Thursday, January 19, 2012

King of Carrot Flowers


(Ignore how obviously bad I look in this picture. It was my first day home from work.But Ethan looks cute.)

I can't sleep. It's been a long week. (But more on that later.) My job is killing me. But on the bright side, my managers agreed to let me change my schedule so Friday is my last day to close. I was so happy I could cry. The job has been really hectic lately. I haven't been this stressed in a while, and school just started. But I'm hoping next week will be better. 

The other night when I got home, I was on the verge of a panic attack. We had a fire at the job. (More on that later!) I couldn't sleep that night, so I came home and talked with Savvanah that night...it was fun. But I still couldn't sleep. So I called Ethan and begged him to come down (he lives on the top floor) and see me. He did. At one in the morning. He hugged me and told me it was going to be okay. I needed that. 

Then I came home Tuesday night and spent time with him. He rubbed my feet and watched The Colbert Report with me. The only thing to make that heaven would've been a pint of ice cream.:) 

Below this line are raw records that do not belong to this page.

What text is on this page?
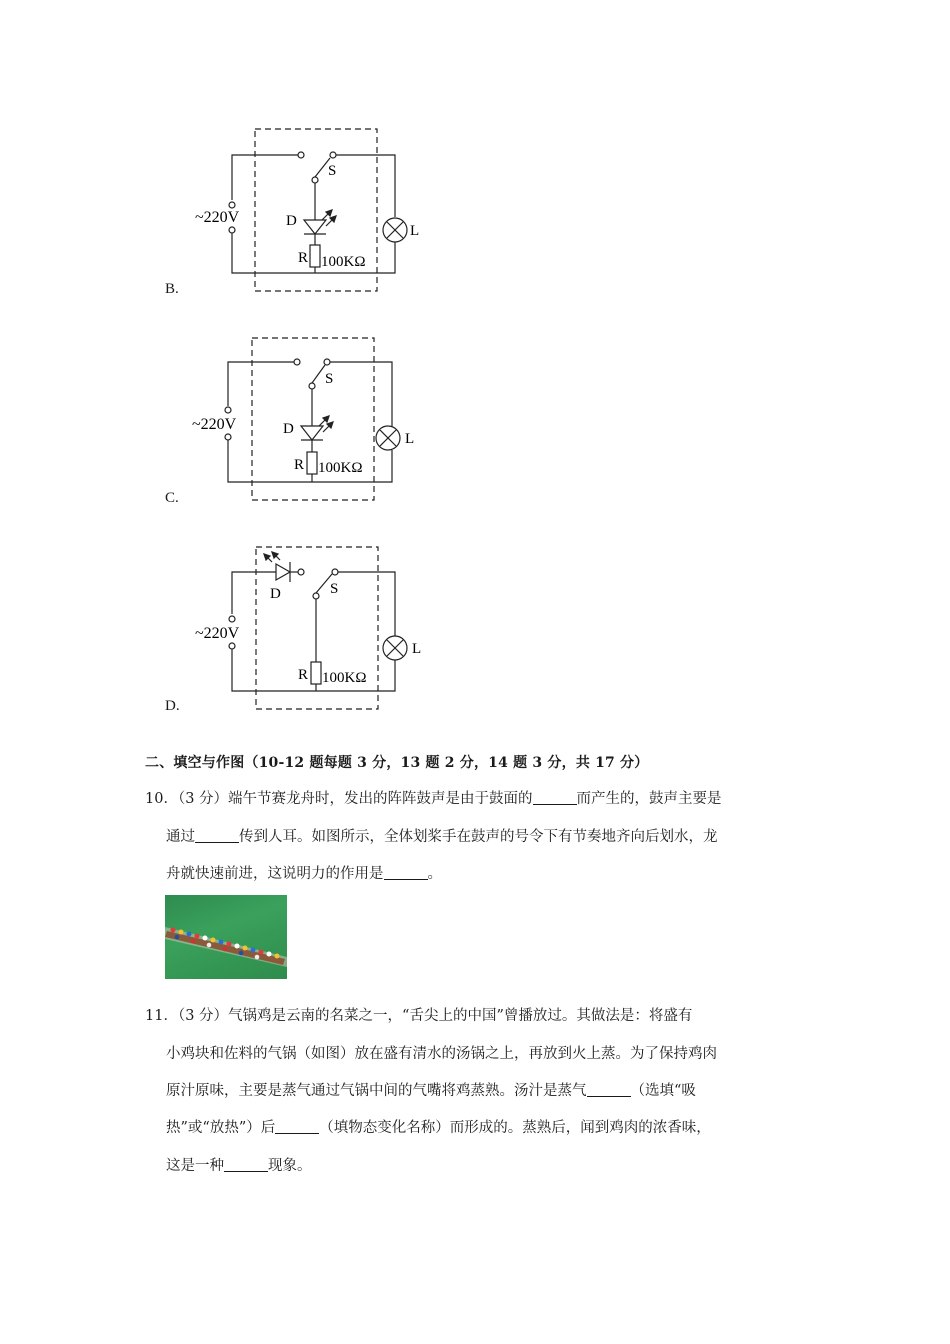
~220V
S
D
R 100KΩ
L
B.
~220V
S
D
R 100KΩ
L
C.
~220V
S
D
R 100KΩ
L
D.
二、填空与作图（10-12 题每题 3 分，13 题 2 分，14 题 3 分，共 17 分）
10．（3 分）端午节赛龙舟时，发出的阵阵鼓声是由于鼓面的	而产生的，鼓声主要是
通过	传到人耳。如图所示，全体划桨手在鼓声的号令下有节奏地齐向后划水，龙
舟就快速前进，这说明力的作用是	。
11．（3 分）气锅鸡是云南的名菜之一，“舌尖上的中国”曾播放过。其做法是：将盛有
小鸡块和佐料的气锅（如图）放在盛有清水的汤锅之上，再放到火上蒸。为了保持鸡肉
原汁原味，主要是蒸气通过气锅中间的气嘴将鸡蒸熟。汤汁是蒸气	（选填“吸
热”或“放热”）后	（填物态变化名称）而形成的。蒸熟后，闻到鸡肉的浓香味，
这是一种	现象。
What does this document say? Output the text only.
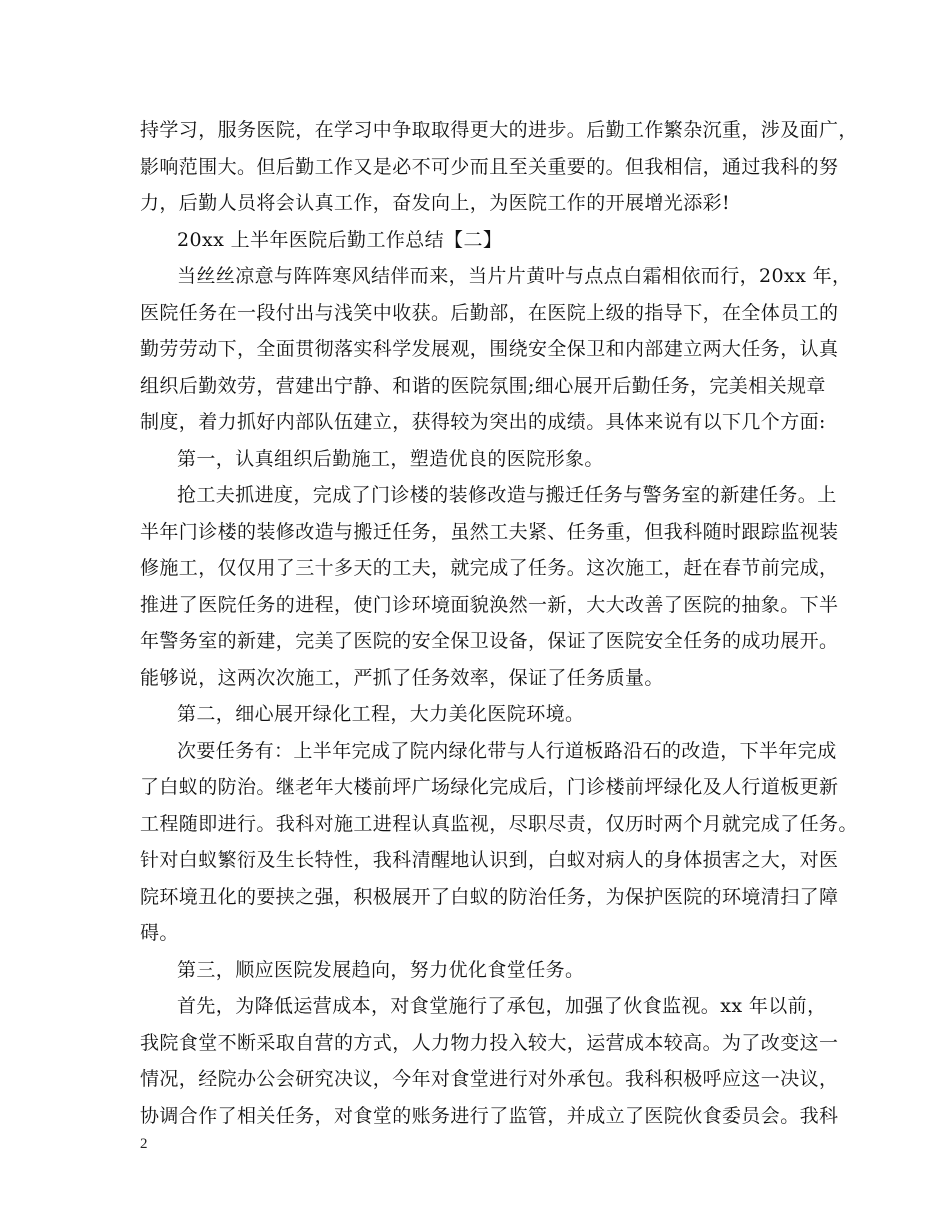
持学习，服务医院，在学习中争取取得更大的进步。后勤工作繁杂沉重，涉及面广，
影响范围大。但后勤工作又是必不可少而且至关重要的。但我相信，通过我科的努
力，后勤人员将会认真工作，奋发向上，为医院工作的开展增光添彩!
20xx 上半年医院后勤工作总结【二】
当丝丝凉意与阵阵寒风结伴而来，当片片黄叶与点点白霜相依而行，20xx 年，
医院任务在一段付出与浅笑中收获。后勤部，在医院上级的指导下，在全体员工的
勤劳劳动下，全面贯彻落实科学发展观，围绕安全保卫和内部建立两大任务，认真
组织后勤效劳，营建出宁静、和谐的医院氛围;细心展开后勤任务，完美相关规章
制度，着力抓好内部队伍建立，获得较为突出的成绩。具体来说有以下几个方面:
第一，认真组织后勤施工，塑造优良的医院形象。
抢工夫抓进度，完成了门诊楼的装修改造与搬迁任务与警务室的新建任务。上
半年门诊楼的装修改造与搬迁任务，虽然工夫紧、任务重，但我科随时跟踪监视装
修施工，仅仅用了三十多天的工夫，就完成了任务。这次施工，赶在春节前完成，
推进了医院任务的进程，使门诊环境面貌涣然一新，大大改善了医院的抽象。下半
年警务室的新建，完美了医院的安全保卫设备，保证了医院安全任务的成功展开。
能够说，这两次次施工，严抓了任务效率，保证了任务质量。
第二，细心展开绿化工程，大力美化医院环境。
次要任务有：上半年完成了院内绿化带与人行道板路沿石的改造，下半年完成
了白蚁的防治。继老年大楼前坪广场绿化完成后，门诊楼前坪绿化及人行道板更新
工程随即进行。我科对施工进程认真监视，尽职尽责，仅历时两个月就完成了任务。
针对白蚁繁衍及生长特性，我科清醒地认识到，白蚁对病人的身体损害之大，对医
院环境丑化的要挟之强，积极展开了白蚁的防治任务，为保护医院的环境清扫了障
碍。
第三，顺应医院发展趋向，努力优化食堂任务。
首先，为降低运营成本，对食堂施行了承包，加强了伙食监视。xx 年以前，
我院食堂不断采取自营的方式，人力物力投入较大，运营成本较高。为了改变这一
情况，经院办公会研究决议，今年对食堂进行对外承包。我科积极呼应这一决议，
协调合作了相关任务，对食堂的账务进行了监管，并成立了医院伙食委员会。我科
2
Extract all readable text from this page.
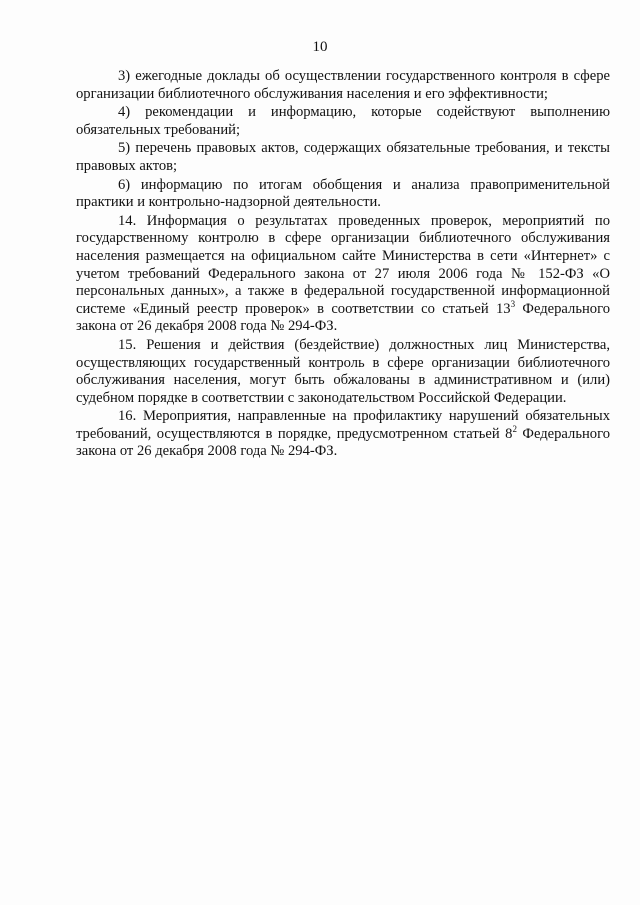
10

3) ежегодные доклады об осуществлении государственного контроля в сфере организации библиотечного обслуживания населения и его эффективности;

4) рекомендации и информацию, которые содействуют выполнению обязательных требований;

5) перечень правовых актов, содержащих обязательные требования, и тексты правовых актов;

6) информацию по итогам обобщения и анализа правоприменительной практики и контрольно-надзорной деятельности.

14. Информация о результатах проведенных проверок, мероприятий по государственному контролю в сфере организации библиотечного обслуживания населения размещается на официальном сайте Министерства в сети «Интернет» с учетом требований Федерального закона от 27 июля 2006 года № 152-ФЗ «О персональных данных», а также в федеральной государственной информационной системе «Единый реестр проверок» в соответствии со статьей $13^3$ Федерального закона от 26 декабря 2008 года № 294-ФЗ.

15. Решения и действия (бездействие) должностных лиц Министерства, осуществляющих государственный контроль в сфере организации библиотечного обслуживания населения, могут быть обжалованы в административном и (или) судебном порядке в соответствии с законодательством Российской Федерации.

16. Мероприятия, направленные на профилактику нарушений обязательных требований, осуществляются в порядке, предусмотренном статьей $8^2$ Федерального закона от 26 декабря 2008 года № 294-ФЗ.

My life isn't always easy. I don't have good days all the time. Some days I just want to cry out of frustration. Others I just want to run to the door with all my bags packed and head back home to East Texas. And others I don't want to get out of bed. But it's days like those that I'm thankful for the fact that if nobody else is in my corner, Ethan is. I know my family loves me, but they're not here with me every day. Days when I don't want to leave my room, I know someone would miss me. I'm not always the nicest woman in the world, and I don't always look like a movie star, but I know someone still likes me for who I am.

You're my best friend, and biggest supporter. (Here in Denton, anyway!:)) I love you, Ethan. 

This has been an emo moment. Carry on, nothing to see here.